When Vietnamese barbers refused to cut the hair of black troops, Petersen fired them. When the base commander became flustered over a request to hold a demonstration commemorating Martin Luther King's birthday, Petersen interceded. Some 200 black troops and some 100 of their white comrades gathered on the beach for what turned into a peaceful party.

"I don't think the higher command has any idea of what the hell's going on. Of course, in the Marine Corps you find a large proportion of officers and senior NCOs from the South, and many of them don't care to know. But there is also absolutely little or no feeling even among the so-called liberals for the problems, real or imagined, that the Negro trooper has. They say, 'Okay. You're all wearing a green uniform and we treat you all the same.' That is a very good statement, but it has nothing to do with the truth. These commanders from the top to the bottom have never had--and they need--a course in race relations. NCOs, too. In the classroom, they should be confronted with racial situations. Find out what the young black, Indian, and Mexican really feels. Why he is so sensitive, why he is so ready to swing. It's a matter of education on both sides, but if you're in a command position you have a greater responsibility to get with it."

Two years before this conversation, I had written that relations between black and white in Vietnam were harmonious. I hailed a theme of "same mud, same blood." Now, it seemed, relations, particularly in the rear areas, were strained. I asked Petersen to explain why some Bloods felt disillusioned.

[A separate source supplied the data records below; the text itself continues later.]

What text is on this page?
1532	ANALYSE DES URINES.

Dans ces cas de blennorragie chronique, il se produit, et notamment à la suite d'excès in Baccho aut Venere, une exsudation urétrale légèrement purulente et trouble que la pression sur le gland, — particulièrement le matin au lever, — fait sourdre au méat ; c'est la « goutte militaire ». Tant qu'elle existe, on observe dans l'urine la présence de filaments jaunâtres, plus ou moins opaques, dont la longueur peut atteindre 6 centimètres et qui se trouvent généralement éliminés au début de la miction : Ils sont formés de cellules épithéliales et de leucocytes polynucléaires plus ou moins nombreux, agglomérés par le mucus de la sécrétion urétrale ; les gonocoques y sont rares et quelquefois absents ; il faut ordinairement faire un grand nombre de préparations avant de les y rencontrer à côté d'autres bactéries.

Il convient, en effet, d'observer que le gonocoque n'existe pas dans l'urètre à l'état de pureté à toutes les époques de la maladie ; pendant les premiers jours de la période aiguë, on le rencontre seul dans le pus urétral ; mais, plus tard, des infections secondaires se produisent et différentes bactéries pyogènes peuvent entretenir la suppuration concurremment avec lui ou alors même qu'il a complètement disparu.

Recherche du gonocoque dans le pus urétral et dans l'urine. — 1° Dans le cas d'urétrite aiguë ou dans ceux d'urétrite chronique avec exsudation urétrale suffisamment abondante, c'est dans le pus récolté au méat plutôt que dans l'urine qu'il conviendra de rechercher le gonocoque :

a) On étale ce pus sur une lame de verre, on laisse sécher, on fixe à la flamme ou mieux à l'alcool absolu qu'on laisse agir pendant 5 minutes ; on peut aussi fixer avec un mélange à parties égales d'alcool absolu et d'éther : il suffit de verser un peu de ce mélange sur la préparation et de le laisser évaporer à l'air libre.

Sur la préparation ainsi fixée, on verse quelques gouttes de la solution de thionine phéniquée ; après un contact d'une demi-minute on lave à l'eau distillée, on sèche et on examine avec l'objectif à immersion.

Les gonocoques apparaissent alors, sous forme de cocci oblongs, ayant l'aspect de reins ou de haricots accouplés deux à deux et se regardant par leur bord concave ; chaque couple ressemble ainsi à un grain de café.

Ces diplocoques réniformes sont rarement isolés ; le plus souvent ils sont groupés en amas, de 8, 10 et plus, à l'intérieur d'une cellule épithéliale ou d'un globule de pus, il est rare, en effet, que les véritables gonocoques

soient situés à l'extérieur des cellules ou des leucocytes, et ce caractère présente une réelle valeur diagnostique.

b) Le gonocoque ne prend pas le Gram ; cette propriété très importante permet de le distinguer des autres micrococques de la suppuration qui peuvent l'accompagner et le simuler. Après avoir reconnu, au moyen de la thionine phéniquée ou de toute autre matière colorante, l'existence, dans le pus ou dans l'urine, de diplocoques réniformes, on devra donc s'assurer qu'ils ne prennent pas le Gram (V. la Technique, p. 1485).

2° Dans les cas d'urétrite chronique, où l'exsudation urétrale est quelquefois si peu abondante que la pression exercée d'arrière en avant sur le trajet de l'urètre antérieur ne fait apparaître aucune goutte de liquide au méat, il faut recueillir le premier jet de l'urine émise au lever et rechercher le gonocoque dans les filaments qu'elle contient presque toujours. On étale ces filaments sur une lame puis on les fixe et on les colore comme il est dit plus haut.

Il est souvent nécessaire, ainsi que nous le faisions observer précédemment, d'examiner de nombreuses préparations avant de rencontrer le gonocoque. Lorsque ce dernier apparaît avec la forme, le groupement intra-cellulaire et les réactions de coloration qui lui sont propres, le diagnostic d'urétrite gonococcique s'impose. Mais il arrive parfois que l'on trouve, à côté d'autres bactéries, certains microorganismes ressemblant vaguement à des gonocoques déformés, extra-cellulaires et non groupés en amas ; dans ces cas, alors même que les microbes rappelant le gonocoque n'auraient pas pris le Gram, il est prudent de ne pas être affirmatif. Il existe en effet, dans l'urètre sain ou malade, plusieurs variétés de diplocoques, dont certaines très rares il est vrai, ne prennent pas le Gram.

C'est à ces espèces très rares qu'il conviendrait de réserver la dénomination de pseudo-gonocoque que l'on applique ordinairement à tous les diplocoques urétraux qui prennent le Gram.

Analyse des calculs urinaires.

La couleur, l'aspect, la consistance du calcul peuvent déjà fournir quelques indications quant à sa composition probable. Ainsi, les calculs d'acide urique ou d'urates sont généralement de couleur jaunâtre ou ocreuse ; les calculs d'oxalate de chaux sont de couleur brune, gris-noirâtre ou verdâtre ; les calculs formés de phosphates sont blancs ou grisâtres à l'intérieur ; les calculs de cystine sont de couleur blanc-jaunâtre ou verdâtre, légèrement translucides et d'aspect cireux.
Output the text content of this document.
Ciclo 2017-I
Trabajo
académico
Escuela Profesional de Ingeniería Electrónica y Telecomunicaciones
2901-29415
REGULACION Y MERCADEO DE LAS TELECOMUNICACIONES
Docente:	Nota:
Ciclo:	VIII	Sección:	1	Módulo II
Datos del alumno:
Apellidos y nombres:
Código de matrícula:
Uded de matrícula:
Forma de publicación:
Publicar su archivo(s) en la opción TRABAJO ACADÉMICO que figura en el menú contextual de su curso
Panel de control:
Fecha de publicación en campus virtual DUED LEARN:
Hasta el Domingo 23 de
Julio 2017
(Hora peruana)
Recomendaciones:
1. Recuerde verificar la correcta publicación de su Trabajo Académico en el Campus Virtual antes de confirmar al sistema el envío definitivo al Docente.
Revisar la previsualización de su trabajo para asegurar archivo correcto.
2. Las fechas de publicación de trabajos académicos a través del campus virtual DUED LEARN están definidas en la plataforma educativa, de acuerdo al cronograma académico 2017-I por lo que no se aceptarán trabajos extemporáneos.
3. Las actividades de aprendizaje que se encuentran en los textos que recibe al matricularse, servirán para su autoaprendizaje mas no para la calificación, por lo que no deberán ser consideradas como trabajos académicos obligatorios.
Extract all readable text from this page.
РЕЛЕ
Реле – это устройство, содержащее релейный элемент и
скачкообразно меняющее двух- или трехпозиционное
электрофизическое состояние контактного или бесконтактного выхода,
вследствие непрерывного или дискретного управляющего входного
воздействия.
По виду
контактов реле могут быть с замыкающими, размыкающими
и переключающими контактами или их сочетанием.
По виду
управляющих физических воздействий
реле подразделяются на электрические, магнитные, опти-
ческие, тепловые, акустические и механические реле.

"The military claims that it is one of the most democratic institutions in American society today," he answered. "This implies that everything is as it should be. That there are no separate standards. But once blacks arrive in the military, they find that this is not the case. The military is merely an extension of American society and the racism you find there. Even though rules have been written saying that opportunities exist for everyone and equality exists, you will run into one individual, or several, or even someone in a command position who doesn't believe this. Once they encounter one of these people, it takes very little to erase whatever goodwill has been established."

Petersen paused.

"I really hesitate to say it's strictly a Vietnam phenomenon. I think anytime you are subjected to different standards while fighting or defending the true cause, you tend to be infuriated in the extreme. These kids don't mean to put their lives on the line and have to take some bullshit race thing. The question of right is being re-determined. What was right yesterday is no longer right today. The kids know this. And they become more racially conscious, black-oriented. They tend
to align more and more on ethnic lines. The same thing happened to the Irish when they were persecuted as a group. Then they become more Irish. The Jew in America became more Jewish. Race for these young brothers has become more important than democracy, loyalty, or what have you.


"If you're a Blood, you're a Blood."

Davison, who retired as a major general after commanding a division in Europe, and Bradley, who left Vietnam to lead the Berlin Brigade, are now deceased. Petersen retired a lieutenant general, the highest rank ever for a black Marine. He commanded a Harrier squadron after the Vietnam War and ended his service as commanding officer of the Quantico Marine base. He was a major influence in Pentagon decisions made in the 1970s to require race relations training throughout the Armed Forces. Petersen lives in Maryland.